La arquidiócesis de Milán (en latín: Archidioecesis Mediolanensis) es una sede metropolitana de la Iglesia católica en Italia. Ha mantenido durante largo tiempo su propio rito: el rito ambrosiano. Está dirigida por el arzobispo de Milán quien sirve como metropolitano a las diócesis de Bergamo, Brescia, Como, Crema, Cremona, Lodi, Mantua, Pavía y Vigevano.

La iglesia en Milán fue establecida en el siglo I como una pequeña diócesis. Fue elevada al rango de arquidiócesis en el siglo IV.

El seminario de la arquidiócesis tiene su sede principal en Venegono Inferiore. El seminario menor lo tiene en Séveso.

Entre los obispos y arzobispos de Milán estuvieron:

Algunos catálogos bizantinos sobre los Discípulos del Señor (escritos entre los siglos VII y VIII) afirman que Bernabé apóstol, después de llegar a Roma con San Pedro, fundó la Iglesia en Milán; el mismo episodio se encuentra presente en las obras de Pablo el Diácono ya numerosos textos milaneses (a partir del siglo IX ), que lo asocian a la figura de san Anataló como ayudante de Bernabé. La mayoría de los historiadores creen que los testigos bizantinos no son fiables y que la tradición transmitida en Milán obtuvo dilatando la duración de los primeros episcopados; así, aceptando la veracidad de los nombres de los primeros obispos transmitida mediante la tradición (a partir de Anataló ) y hasta Merocles (de quien se sabe que asistió a un sínodo en Letrán en 313), sugieren que la diócesis se estableció a inicios del siglo III. En cualquier caso, la presencia cristiana en Milán está arqueológicamente probada desde la época apostólica. Durante las persecuciones de los siglos III y IV, varios cristianos que sufrieron martirio son venerados en Milán, entre ellos Gervasio y Protasio (primera persecución de Diocleciano), Víctor de Mauritania, Nabor, Félix, Nazari y Cielos .

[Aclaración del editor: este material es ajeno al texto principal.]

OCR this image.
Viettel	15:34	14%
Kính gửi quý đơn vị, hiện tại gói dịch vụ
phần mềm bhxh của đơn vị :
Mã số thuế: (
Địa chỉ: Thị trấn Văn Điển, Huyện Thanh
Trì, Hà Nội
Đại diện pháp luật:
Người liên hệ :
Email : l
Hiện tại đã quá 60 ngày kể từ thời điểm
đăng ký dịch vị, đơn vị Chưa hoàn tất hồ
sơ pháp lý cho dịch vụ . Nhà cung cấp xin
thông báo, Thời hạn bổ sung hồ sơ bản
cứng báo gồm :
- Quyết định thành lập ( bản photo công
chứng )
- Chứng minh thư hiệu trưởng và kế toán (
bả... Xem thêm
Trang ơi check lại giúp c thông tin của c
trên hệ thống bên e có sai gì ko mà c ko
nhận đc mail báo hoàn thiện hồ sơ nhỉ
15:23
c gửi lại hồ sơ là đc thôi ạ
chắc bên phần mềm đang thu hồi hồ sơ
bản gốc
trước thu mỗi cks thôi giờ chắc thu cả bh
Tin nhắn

A partir del siglo IV, tras el ascenso de Constantino como emperador romano, las noticias y las dataciones son más precisas. Históricamente la iglesia milanesa habría sido en plena comunión con el Papado. Entre sus obispos debería destacar a Eustorgi y Dionís, que firmemente se opusieron a la apostasía impuesta por el emperador Constantino II. Dionisio tuvo que exiliarse en Capadocia (355), mientras que los romanos pusieron a ausencia al trono episcopal de Milán. A la muerte de ausencia, Aurelio Ambrosio fue elegido obispo por la gente de Milán al 374.

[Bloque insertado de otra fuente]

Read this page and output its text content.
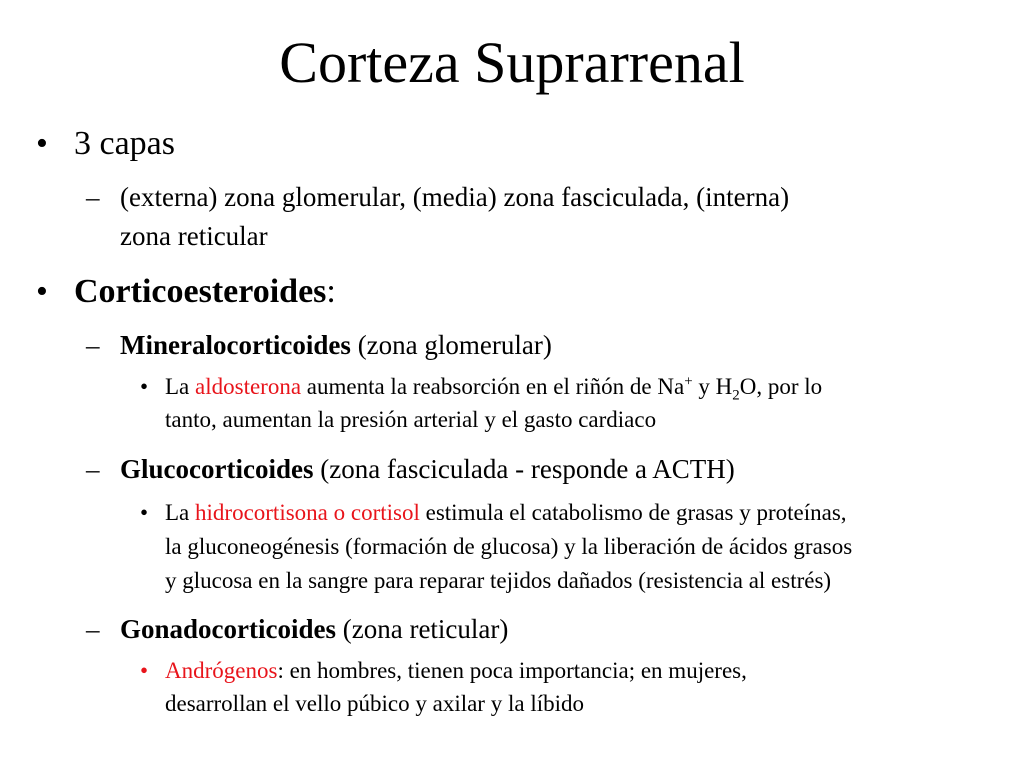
Corteza Suprarrenal
• 3 capas
– (externa) zona glomerular, (media) zona fasciculada, (interna)
zona reticular
• Corticoesteroides:
– Mineralocorticoides (zona glomerular)
• La aldosterona aumenta la reabsorción en el riñón de Na+ y $H_2O$, por lo
tanto, aumentan la presión arterial y el gasto cardiaco
– Glucocorticoides (zona fasciculada - responde a ACTH)
• La hidrocortisona o cortisol estimula el catabolismo de grasas y proteínas,
la gluconeogénesis (formación de glucosa) y la liberación de ácidos grasos
y glucosa en la sangre para reparar tejidos dañados (resistencia al estrés)
– Gonadocorticoides (zona reticular)
• Andrógenos: en hombres, tienen poca importancia; en mujeres,
desarrollan el vello púbico y axilar y la líbido
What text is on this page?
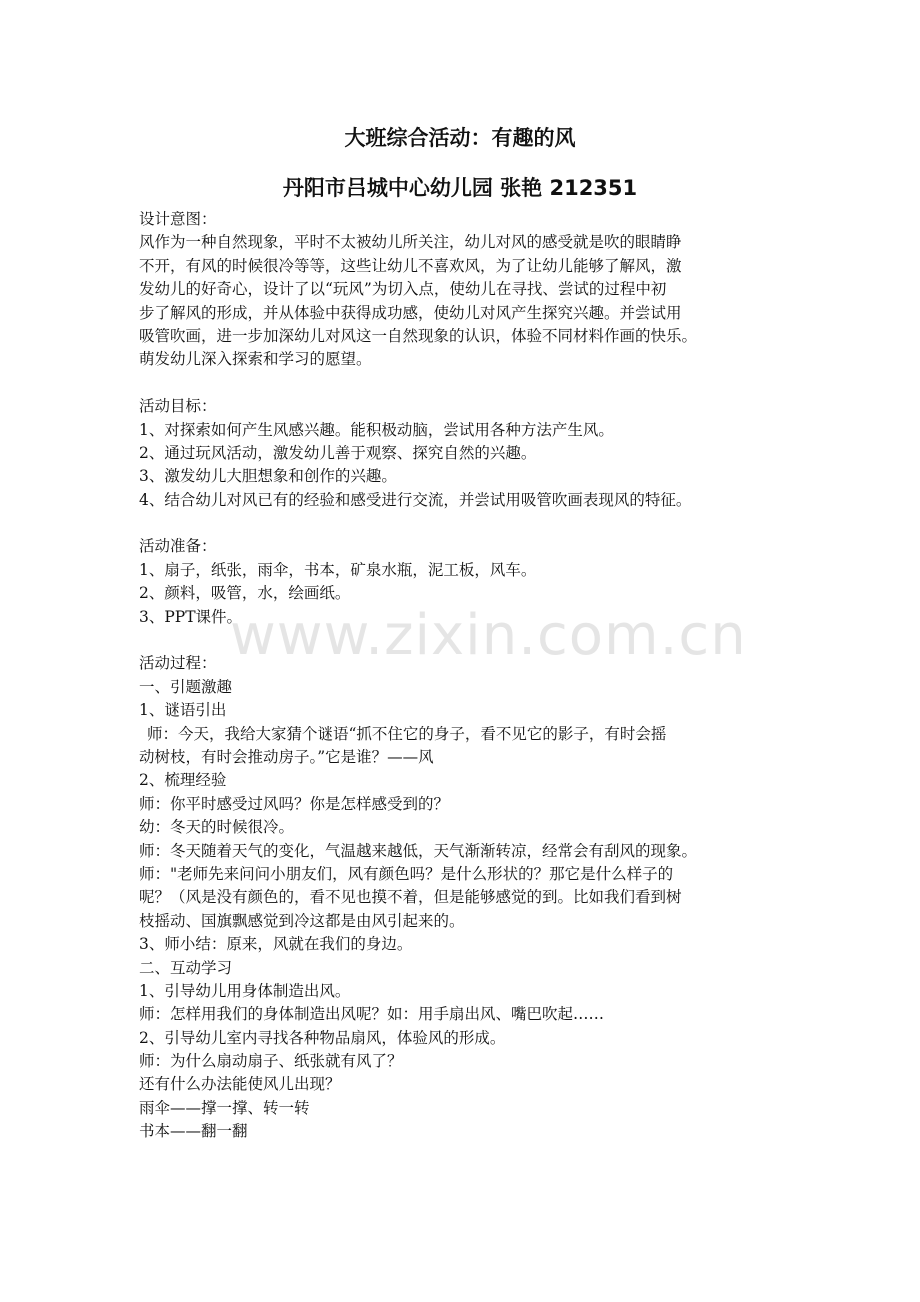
大班综合活动：有趣的风
丹阳市吕城中心幼儿园 张艳 212351
设计意图：
风作为一种自然现象，平时不太被幼儿所关注，幼儿对风的感受就是吹的眼睛睁
不开，有风的时候很冷等等，这些让幼儿不喜欢风，为了让幼儿能够了解风，激
发幼儿的好奇心，设计了以“玩风”为切入点，使幼儿在寻找、尝试的过程中初
步了解风的形成，并从体验中获得成功感，使幼儿对风产生探究兴趣。并尝试用
吸管吹画，进一步加深幼儿对风这一自然现象的认识，体验不同材料作画的快乐。
萌发幼儿深入探索和学习的愿望。
活动目标：
1、对探索如何产生风感兴趣。能积极动脑，尝试用各种方法产生风。
2、通过玩风活动，激发幼儿善于观察、探究自然的兴趣。
3、激发幼儿大胆想象和创作的兴趣。
4、结合幼儿对风已有的经验和感受进行交流，并尝试用吸管吹画表现风的特征。
活动准备：
1、扇子，纸张，雨伞，书本，矿泉水瓶，泥工板，风车。
2、颜料，吸管，水，绘画纸。
3、PPT课件。
活动过程：
一、引题激趣
1、谜语引出
师：今天，我给大家猜个谜语“抓不住它的身子，看不见它的影子，有时会摇
动树枝，有时会推动房子。”它是谁？——风
2、梳理经验
师：你平时感受过风吗？你是怎样感受到的？
幼：冬天的时候很冷。
师：冬天随着天气的变化，气温越来越低，天气渐渐转凉，经常会有刮风的现象。
师："老师先来问问小朋友们，风有颜色吗？是什么形状的？那它是什么样子的
呢？（风是没有颜色的，看不见也摸不着，但是能够感觉的到。比如我们看到树
枝摇动、国旗飘感觉到冷这都是由风引起来的。
3、师小结：原来，风就在我们的身边。
二、互动学习
1、引导幼儿用身体制造出风。
师：怎样用我们的身体制造出风呢？如：用手扇出风、嘴巴吹起……
2、引导幼儿室内寻找各种物品扇风，体验风的形成。
师：为什么扇动扇子、纸张就有风了？
还有什么办法能使风儿出现？
雨伞——撑一撑、转一转
书本——翻一翻
www.zixin.com.cn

A pesar de que el primero en ser llamado "arzobispo" fue Teodoro II,[2]​ no fue hasta el episcopado de Aurelio Ambrosio que esto tuvo lugar, cuando éste se encargó de restaurar fuertemente de restablecer el predominio de la doctrina romana sobre el arriana y en un momento en que adquiere un gran peso político, en correspondencia de la presencia en Milán de la corte imperial y aprovechando la posición de la relativa debilidad de los emperadores de aquellos momentos, Graciano el Joven y Valentiniano II. A pesar de la sustancial aceptación del imperio por parte de Ambrosio, con Teodosio I los contrastes fueron más visibles, pero finalmente se recomponga. La historia del obispado de Milán quedaría profundamente ligada a la figura de Ambrosio, obispo de la ciudad entre el 374 y el 397.

Ya en septiembre del 600, el Papa Gregorio Magno habló del obispo electo de Milán, Deodat de Milán, no tanto como sucesor, sino más bien como "vicario de San Ambrosio".[3]​ En el 881, el Papa Juan VIII se refirió por primera vez en la diócesis " ambrosiana ", término que aún hoy identifica la diócesis.

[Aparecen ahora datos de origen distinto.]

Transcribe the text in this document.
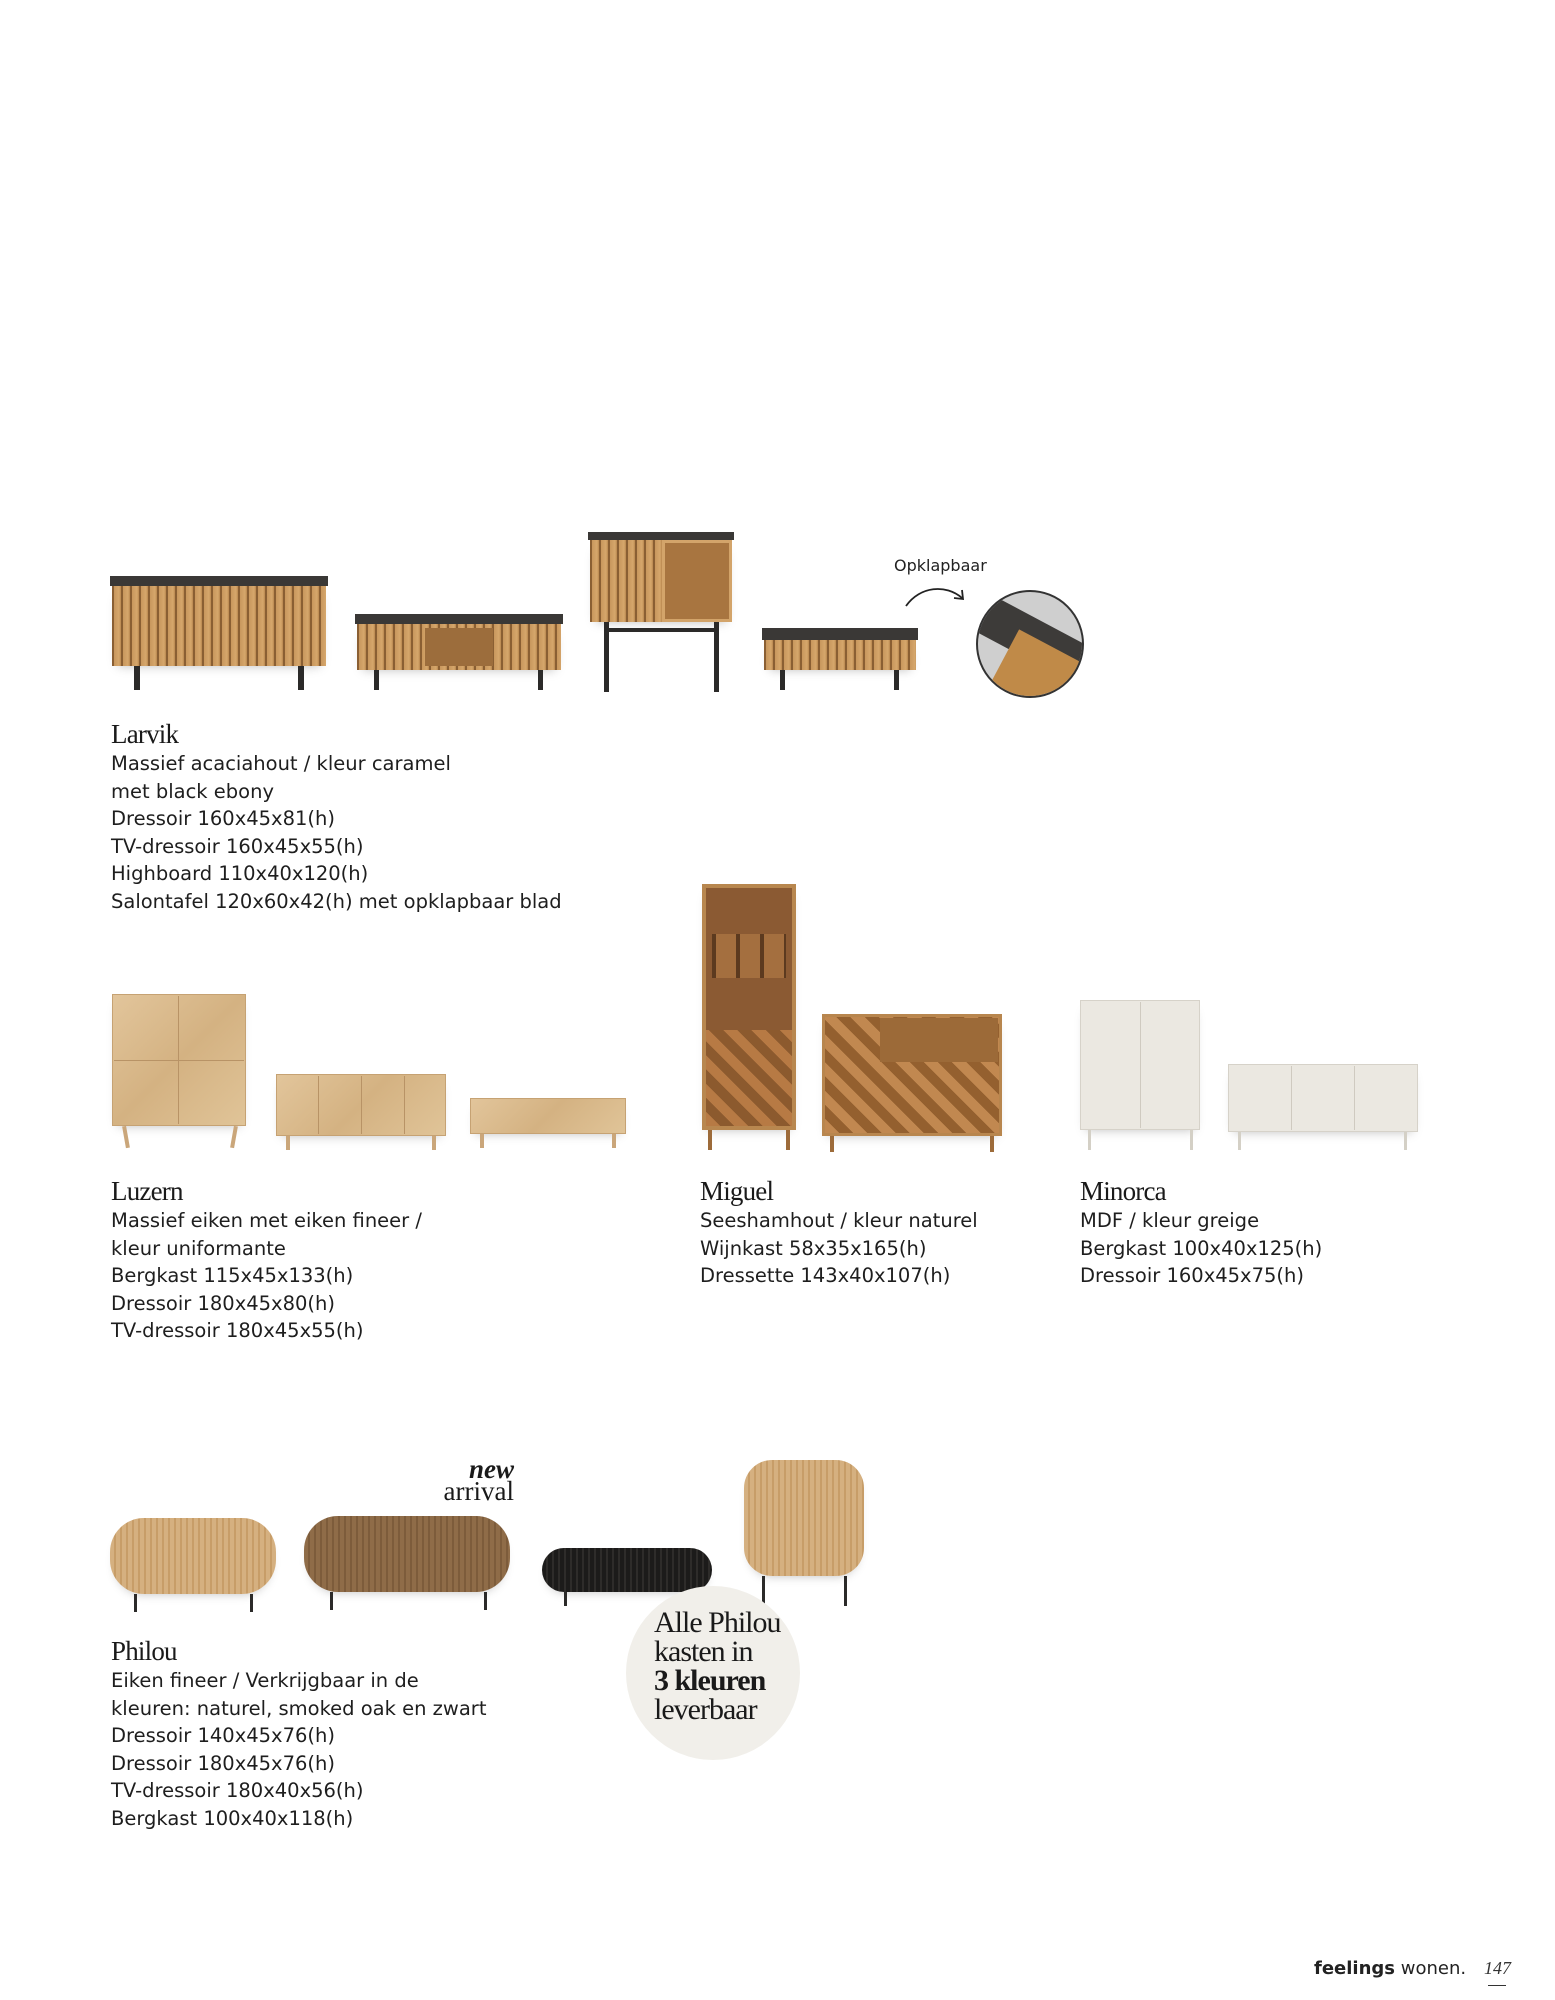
Opklapbaar
Larvik
Massief acaciahout / kleur caramel
met black ebony
Dressoir 160x45x81(h)
TV-dressoir 160x45x55(h)
Highboard 110x40x120(h)
Salontafel 120x60x42(h) met opklapbaar blad
Luzern
Massief eiken met eiken fineer /
kleur uniformante
Bergkast 115x45x133(h)
Dressoir 180x45x80(h)
TV-dressoir 180x45x55(h)
Miguel
Seeshamhout / kleur naturel
Wijnkast 58x35x165(h)
Dressette 143x40x107(h)
Minorca
MDF / kleur greige
Bergkast 100x40x125(h)
Dressoir 160x45x75(h)
new
arrival
Alle Philou
kasten in
3 kleuren
leverbaar
Philou
Eiken fineer / Verkrijgbaar in de
kleuren: naturel, smoked oak en zwart
Dressoir 140x45x76(h)
Dressoir 180x45x76(h)
TV-dressoir 180x40x56(h)
Bergkast 100x40x118(h)
feelings wonen. 147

El legado de Ambrosio se resume principalmente en su actividad pastoral: la predicación de la Palabra de Dios, conjuntamente con la doctrina de la Iglesia católica, la atención de los problemas de justicia social, la acogida hacia las personas recién llegadas, la denuncia de los errores en la vida civil y política.[3]

Después de Ambrosio, el período final entre la antigüedad tardía y hasta el reino de los godos de Teodorico el Grande, entre el siglo IV y la primera mitad del VI, con el traslado de la corte imperial de Milán a Rávena primero, y, la caída del Imperio después, el arzobispo asumió un rol civil "suplente" a las instituciones imperiales en decadencia, llegando a asumir la administración de justicia.

Durante el periodo de la guerra gótica, el obispo Daci (530-532) vivió prácticamente siempre en el exilio de Constantinopla.

La situación cambió radicalmente con la llegada de los Lombardos a Italia, menos tolerantes que los vasos, aunque arrianos como ellos, respetaron las instituciones existentes en sus dominios. Con la muerte de Alboino y la ocupación en 568, el arzobispo del momento, Honorato Castiglioni, abandonó Milán trasladándose con todo su cortejo a Génova, donde la curia diocesana estuvo durante 80 años, por lo que el gobierno de la diócesis se debilitó y favorito indirectamente el éxito en Milán del cisma de los Tres Capítulos, que garantizó la autonomía de la iglesia milanesa durante 38 años, pues los longobardos eran enemigos de los bizantinos. Con la conquista de la Liguria por parte de Rotario, el entonces arzobispo Forte huyó a Roma dejando el cargo a Giovanni Bono, quien al 649 devolvió la sede a Milán.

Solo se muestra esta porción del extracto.